Intrigued, Bowersox asked if he could structure his forensic science course around the Judy Spencer case. The family consented. The Salem News caught wind of the class and ran a story, which got picked up by other Ozarks media. The sheriff’s office fielded calls from people with new tips and theories.

Yet Folsom grew irritated. The class had somehow obtained copies of official reports from an open murder case, weakening his advantage as an interrogator.

“Jeanne and Darla were trying anything — that’s how desperate they were,” says Folsom. “But it could’ve backfired.”

On Valentine’s Day 2008, state crime lab analyst Ruth Montgomery contacted Folsom. She had tested Judy’s fingernails. One of the right-hand nails was broken, indicating a struggle, but Montgomery couldn’t extract a usable profile from it.

She did, however, extract a tiny mixture of DNA from the left-hand fingernails. Part of it belonged to Judy, and part to an unidentified male.

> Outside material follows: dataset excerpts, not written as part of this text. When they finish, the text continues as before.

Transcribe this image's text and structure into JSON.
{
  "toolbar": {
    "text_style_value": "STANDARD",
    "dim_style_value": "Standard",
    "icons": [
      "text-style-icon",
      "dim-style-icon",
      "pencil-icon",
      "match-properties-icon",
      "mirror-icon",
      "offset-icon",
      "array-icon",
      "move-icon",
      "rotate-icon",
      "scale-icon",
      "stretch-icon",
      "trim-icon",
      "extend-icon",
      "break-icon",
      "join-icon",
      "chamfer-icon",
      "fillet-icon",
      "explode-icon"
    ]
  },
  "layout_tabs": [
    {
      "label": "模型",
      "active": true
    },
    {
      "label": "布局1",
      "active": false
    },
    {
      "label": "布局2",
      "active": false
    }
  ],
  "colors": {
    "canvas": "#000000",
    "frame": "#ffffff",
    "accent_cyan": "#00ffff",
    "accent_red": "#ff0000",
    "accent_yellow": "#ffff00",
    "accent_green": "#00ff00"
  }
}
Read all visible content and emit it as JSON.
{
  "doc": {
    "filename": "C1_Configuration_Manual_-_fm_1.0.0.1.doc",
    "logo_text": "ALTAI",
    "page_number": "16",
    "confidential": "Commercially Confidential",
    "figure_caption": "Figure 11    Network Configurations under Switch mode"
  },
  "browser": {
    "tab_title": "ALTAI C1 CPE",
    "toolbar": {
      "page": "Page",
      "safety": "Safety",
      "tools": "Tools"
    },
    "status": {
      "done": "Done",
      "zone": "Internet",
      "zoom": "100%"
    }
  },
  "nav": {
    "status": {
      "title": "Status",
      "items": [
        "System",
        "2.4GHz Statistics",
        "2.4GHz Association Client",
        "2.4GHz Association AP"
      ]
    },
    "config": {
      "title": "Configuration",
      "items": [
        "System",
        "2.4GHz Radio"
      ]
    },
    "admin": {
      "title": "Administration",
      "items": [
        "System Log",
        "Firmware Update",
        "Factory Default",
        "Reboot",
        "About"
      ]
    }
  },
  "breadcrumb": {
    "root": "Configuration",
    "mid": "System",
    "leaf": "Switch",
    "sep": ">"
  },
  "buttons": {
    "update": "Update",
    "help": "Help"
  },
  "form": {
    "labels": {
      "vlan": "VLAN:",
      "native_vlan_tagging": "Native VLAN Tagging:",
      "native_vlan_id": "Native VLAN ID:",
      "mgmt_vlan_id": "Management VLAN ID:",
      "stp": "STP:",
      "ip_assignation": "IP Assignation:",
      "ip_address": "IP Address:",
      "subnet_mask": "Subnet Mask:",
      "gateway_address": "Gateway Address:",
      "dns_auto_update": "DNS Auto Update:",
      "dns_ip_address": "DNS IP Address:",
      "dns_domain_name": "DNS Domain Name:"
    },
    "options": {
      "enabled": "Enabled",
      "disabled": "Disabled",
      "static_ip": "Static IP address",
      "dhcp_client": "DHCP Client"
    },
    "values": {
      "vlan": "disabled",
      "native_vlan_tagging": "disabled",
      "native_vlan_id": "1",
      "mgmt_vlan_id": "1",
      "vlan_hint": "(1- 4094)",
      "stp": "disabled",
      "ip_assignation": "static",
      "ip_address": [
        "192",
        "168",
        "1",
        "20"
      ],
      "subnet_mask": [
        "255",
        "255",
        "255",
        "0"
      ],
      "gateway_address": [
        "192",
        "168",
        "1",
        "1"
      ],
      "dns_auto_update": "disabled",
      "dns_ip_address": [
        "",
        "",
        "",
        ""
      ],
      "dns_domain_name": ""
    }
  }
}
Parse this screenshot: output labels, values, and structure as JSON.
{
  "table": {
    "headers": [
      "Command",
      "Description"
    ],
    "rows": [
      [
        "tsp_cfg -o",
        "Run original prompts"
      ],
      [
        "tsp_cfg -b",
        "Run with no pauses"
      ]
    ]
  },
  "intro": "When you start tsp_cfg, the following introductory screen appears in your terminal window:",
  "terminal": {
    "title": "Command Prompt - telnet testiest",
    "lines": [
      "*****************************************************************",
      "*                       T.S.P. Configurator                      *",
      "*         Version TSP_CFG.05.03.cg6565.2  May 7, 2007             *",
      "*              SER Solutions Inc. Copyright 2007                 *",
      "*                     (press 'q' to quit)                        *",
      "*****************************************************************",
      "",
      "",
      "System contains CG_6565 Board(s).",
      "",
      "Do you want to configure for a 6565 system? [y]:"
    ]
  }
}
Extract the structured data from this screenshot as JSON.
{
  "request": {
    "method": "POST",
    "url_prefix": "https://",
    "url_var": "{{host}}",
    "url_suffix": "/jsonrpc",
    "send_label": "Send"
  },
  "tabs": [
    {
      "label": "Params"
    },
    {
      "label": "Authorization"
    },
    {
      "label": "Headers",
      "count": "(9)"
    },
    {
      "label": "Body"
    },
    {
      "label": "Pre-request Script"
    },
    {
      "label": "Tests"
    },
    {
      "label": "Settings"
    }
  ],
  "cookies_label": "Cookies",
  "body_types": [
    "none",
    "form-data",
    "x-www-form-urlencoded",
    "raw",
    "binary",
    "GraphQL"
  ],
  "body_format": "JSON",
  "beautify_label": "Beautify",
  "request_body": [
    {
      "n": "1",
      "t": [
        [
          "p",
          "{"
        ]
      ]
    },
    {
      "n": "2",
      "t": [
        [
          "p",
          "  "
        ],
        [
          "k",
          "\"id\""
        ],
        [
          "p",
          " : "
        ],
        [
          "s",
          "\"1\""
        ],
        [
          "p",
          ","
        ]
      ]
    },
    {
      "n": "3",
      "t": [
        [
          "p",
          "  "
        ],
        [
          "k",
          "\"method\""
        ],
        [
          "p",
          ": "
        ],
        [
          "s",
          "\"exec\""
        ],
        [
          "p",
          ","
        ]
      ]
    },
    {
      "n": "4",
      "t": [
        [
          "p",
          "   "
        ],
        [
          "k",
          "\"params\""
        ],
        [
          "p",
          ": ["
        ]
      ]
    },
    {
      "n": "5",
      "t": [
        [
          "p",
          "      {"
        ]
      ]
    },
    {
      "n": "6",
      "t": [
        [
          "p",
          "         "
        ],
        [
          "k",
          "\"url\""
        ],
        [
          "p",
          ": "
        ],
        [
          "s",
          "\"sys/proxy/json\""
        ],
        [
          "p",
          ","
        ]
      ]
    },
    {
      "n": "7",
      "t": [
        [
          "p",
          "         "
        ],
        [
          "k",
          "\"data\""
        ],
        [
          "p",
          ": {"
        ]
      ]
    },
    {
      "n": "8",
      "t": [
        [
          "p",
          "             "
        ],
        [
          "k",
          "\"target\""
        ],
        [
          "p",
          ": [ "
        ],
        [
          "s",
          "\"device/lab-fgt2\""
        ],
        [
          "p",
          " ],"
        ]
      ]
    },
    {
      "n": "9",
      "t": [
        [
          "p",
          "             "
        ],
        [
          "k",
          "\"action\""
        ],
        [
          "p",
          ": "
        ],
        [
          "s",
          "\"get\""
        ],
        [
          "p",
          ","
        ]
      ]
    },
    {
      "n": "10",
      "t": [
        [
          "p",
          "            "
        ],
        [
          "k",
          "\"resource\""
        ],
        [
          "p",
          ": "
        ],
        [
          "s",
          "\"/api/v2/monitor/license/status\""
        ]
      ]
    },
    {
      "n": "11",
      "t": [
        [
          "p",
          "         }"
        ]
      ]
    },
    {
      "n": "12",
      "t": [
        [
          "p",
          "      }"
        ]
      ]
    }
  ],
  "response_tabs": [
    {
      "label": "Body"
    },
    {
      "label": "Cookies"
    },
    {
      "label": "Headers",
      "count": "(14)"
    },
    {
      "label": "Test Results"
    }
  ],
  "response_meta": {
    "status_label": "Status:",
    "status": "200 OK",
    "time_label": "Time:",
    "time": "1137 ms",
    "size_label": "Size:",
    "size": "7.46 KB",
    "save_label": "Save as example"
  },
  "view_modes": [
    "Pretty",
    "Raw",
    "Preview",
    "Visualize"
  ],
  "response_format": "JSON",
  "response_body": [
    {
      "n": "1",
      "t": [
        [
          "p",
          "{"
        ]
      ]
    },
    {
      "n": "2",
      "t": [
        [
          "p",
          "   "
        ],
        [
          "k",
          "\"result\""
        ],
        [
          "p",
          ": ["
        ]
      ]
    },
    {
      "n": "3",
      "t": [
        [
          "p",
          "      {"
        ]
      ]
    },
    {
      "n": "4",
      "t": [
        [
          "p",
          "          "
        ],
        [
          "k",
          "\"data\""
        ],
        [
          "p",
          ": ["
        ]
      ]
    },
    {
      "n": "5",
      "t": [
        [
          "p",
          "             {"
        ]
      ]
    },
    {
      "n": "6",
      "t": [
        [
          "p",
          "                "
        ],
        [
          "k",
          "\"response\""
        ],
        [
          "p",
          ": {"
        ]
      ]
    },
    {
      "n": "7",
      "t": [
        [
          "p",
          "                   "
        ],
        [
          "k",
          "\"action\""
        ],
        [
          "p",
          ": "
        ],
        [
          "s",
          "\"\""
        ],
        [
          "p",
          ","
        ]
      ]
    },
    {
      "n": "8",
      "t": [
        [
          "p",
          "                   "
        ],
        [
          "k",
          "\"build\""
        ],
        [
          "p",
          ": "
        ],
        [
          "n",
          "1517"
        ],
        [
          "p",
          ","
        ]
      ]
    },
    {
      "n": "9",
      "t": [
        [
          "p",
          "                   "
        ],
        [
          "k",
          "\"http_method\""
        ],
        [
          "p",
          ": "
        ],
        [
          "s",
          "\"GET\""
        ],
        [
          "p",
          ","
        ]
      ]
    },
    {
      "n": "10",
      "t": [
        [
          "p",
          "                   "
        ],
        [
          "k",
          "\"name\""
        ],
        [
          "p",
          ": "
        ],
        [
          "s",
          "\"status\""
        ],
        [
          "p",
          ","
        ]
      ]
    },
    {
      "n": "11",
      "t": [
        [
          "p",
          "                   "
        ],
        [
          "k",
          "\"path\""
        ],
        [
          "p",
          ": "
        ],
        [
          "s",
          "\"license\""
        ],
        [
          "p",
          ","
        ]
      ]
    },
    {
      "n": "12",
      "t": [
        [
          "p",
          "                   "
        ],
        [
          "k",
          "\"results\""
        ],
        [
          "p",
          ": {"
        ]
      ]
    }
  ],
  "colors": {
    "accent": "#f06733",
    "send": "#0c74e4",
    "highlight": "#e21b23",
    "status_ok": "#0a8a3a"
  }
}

Folsom’s task, then, was to find out who.

Folsom and his partner Scott Mertens (son of P.J. Mertens, one of the original investigators) drove out to see Nash on March 13, 2008.

By this time, Nash was 65, a semi-retired maintenance man. He was living in a trailer with his third wife, Terry, in Beaufort, a small community 75 miles northeast of Salem. He had not been charged with any crime in the intervening 26 years.

On the morning investigators arrived, he was leaf-blowing his side yard. They walked down to see him.

Flashing their badges, they explained the new DNA finding. They asked him to swab his own mouth to be eliminated as a suspect. Nash agreed, giving them two samples.

“As Nash was utilizing the buccal swabs,” Folsom later wrote in a report, “he appeared to be very nervous as his hands were shaking.”

Nash walked them back to their Impala, then asked, “Will you let me know if I am eliminated?” Folsom agreed to do so. Then the patrolmen drove away.

In the car, they noted how Nash had phrased his question: He wished to know if, not when, he was eliminated.

“To us, that was kind of an odd statement,” Mertens would later say in a deposition.

On March 19, Montgomery concluded that Nash’s DNA sample was consistent with the unknown male profile. Folsom again drove out to Nash’s trailer on the afternoon of March 26.

Nash was already on his front porch with his schnauzer, who barked hysterically as Folsom approached. The officer recorded their conversation with a hidden microphone.

After some small talk, Nash said, “I don’t want to talk no more. I’ve told them everything I know about this case.”

“I’m gonna tell you straight up, though,” Folsom said. “You matched the DNA that we found on her body.”

“That can’t be possible,” Nash said. “That can’t be possible,” he said again, then a third time.

“It is possible,” Folsom said. “We matched your DNA to evidence at the crime scene there and evidence on Judy’s body.”

“That just can’t be,” said Nash. “Just no way, because I did not have a thing to do with it.”

Nash excused himself to go fix his sink. But Folsom had one last question.

“I have to ask you this,” he said. “It’s a part of my job: Did you kill Judy Spencer?”

“Nope,” replied Nash. “No sir, I did not.”

The next day, Nash was charged with capital murder. Advised by his attorney, he turned himself in at the Franklin County Sheriff’s Department the following morning.

When Folsom picked him up for the transfer to Dent County, Nash was cordial, he recalls. Folsom offered him some gum and made a comment about the weather. Nash didn’t respond. He just stared out the window.